Resulta extraño escucharte, incluso cuando me consume el silencio de mi habitación y solo me acompaña la soledad. Te imagino aquí, sentado en mi cama tocando la guitarra para mí y cantandome una de esas canciones tuyas que hacías con mi nombre. Aunque nunca llegué a escuchar ninguna entera, por esa necesidad mía de saltar a tus brazos, ya sabes. Te echo de menos...
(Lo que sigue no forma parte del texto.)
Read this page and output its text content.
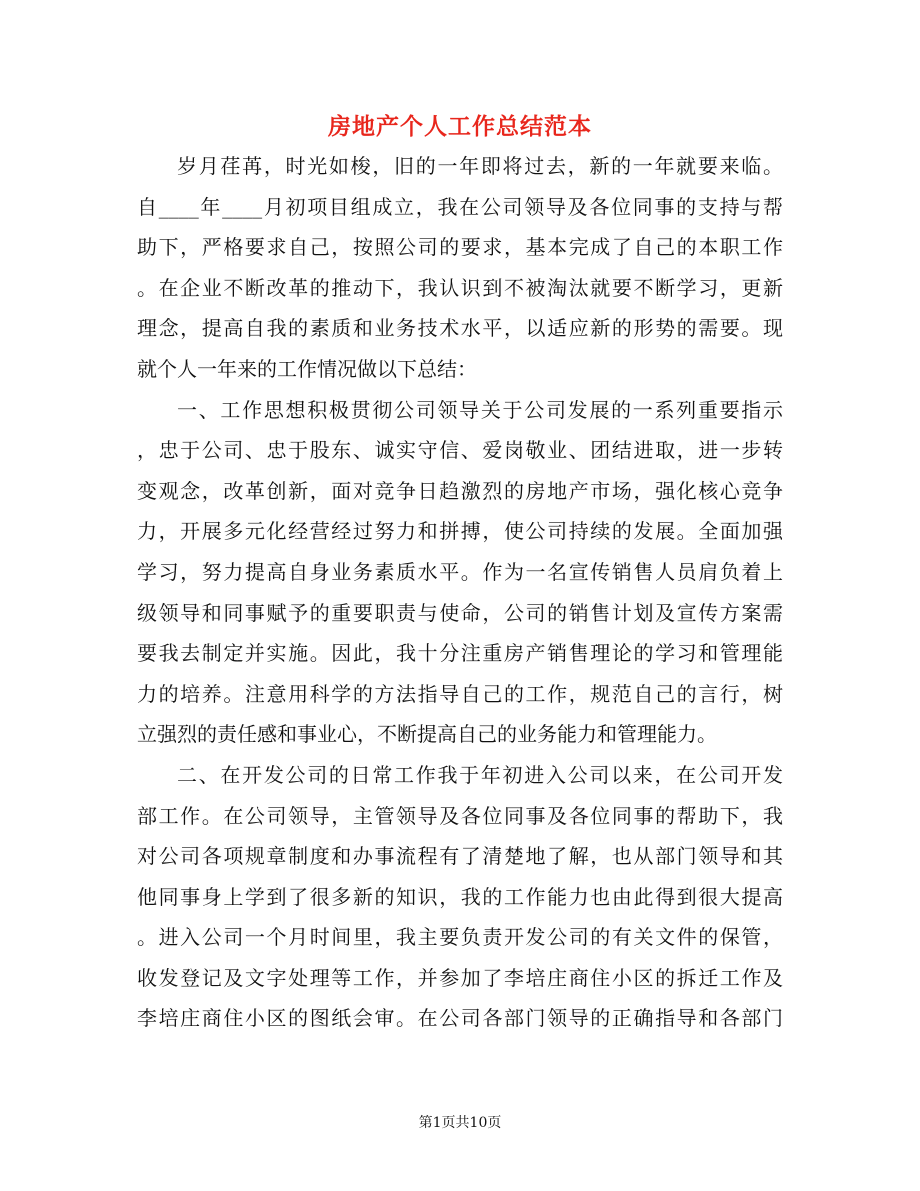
房地产个人工作总结范本
岁月荏苒，时光如梭，旧的一年即将过去，新的一年就要来临。
自____年____月初项目组成立，我在公司领导及各位同事的支持与帮
助下，严格要求自己，按照公司的要求，基本完成了自己的本职工作
。在企业不断改革的推动下，我认识到不被淘汰就要不断学习，更新
理念，提高自我的素质和业务技术水平，以适应新的形势的需要。现
就个人一年来的工作情况做以下总结：
一、工作思想积极贯彻公司领导关于公司发展的一系列重要指示
，忠于公司、忠于股东、诚实守信、爱岗敬业、团结进取，进一步转
变观念，改革创新，面对竞争日趋激烈的房地产市场，强化核心竞争
力，开展多元化经营经过努力和拼搏，使公司持续的发展。全面加强
学习，努力提高自身业务素质水平。作为一名宣传销售人员肩负着上
级领导和同事赋予的重要职责与使命，公司的销售计划及宣传方案需
要我去制定并实施。因此，我十分注重房产销售理论的学习和管理能
力的培养。注意用科学的方法指导自己的工作，规范自己的言行，树
立强烈的责任感和事业心，不断提高自己的业务能力和管理能力。
二、在开发公司的日常工作我于年初进入公司以来，在公司开发
部工作。在公司领导，主管领导及各位同事及各位同事的帮助下，我
对公司各项规章制度和办事流程有了清楚地了解，也从部门领导和其
他同事身上学到了很多新的知识，我的工作能力也由此得到很大提高
。进入公司一个月时间里，我主要负责开发公司的有关文件的保管，
收发登记及文字处理等工作，并参加了李培庄商住小区的拆迁工作及
李培庄商住小区的图纸会审。在公司各部门领导的正确指导和各部门
第1页共10页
Resulta extraño imaginarte aquí a mi lado, mientras toco solo la guitarra rompiendo el silencio de mi habitación para no sentirme tan solo y vacío. Canto esas canciones que hacía con tu nombre, pero ni si quiera tienen final porque nunca terminé ninguna... por esa manía tuya de tirarte a mis brazos, ya sabes. Te echo de menos...

3.10.14

La culpa es de quién decidió que había que meter números en nuestra vida a diestro y siniestro, del que decidió que era mejor contarlo y ordenarlo todo. Separar la vida en siglos, años... y los años en meses, los meses en días, los días en horas, ya sabes. La culpa es de quién decidió que se podía llegar pronto o tarde, que se podía tener mucho o poco, que habría ricos y pobres, altos y bajos, gordos y flacos. La culpa es de la manía que tiene el ser humano de querer controlarlo todo, etiquetarlo todo, entenderlo todo, descubrirlo todo. Por eso estoy aquí contando minutos mientras te espero, porque llegas tarde, y tengo ya en mente lo que me costará el café que voy a tomarme en la cafetería de la esquina (en la cuarta mesa), al lado de aquella niña pequeña con su abuela y la rusa que toca la guitarra para ganar algo de pasta. Y así nos va. Que cada día creemos controlar más y controlamos menos. Se nos pasa la vida intentando entenderla y al final nos damos cuenta de que dan igual 20 que 80, que lunes o viernes, que arriba o abajo, que todo o nada porque, a lo mejor, lo que importa de verdad no se puede contar, entender ni controlar y ya está. Pero da igual, solo estoy buscando a alguien más que culpar por el desorden de mi mente. Puede que no lo quiera ordenar, me gusta así.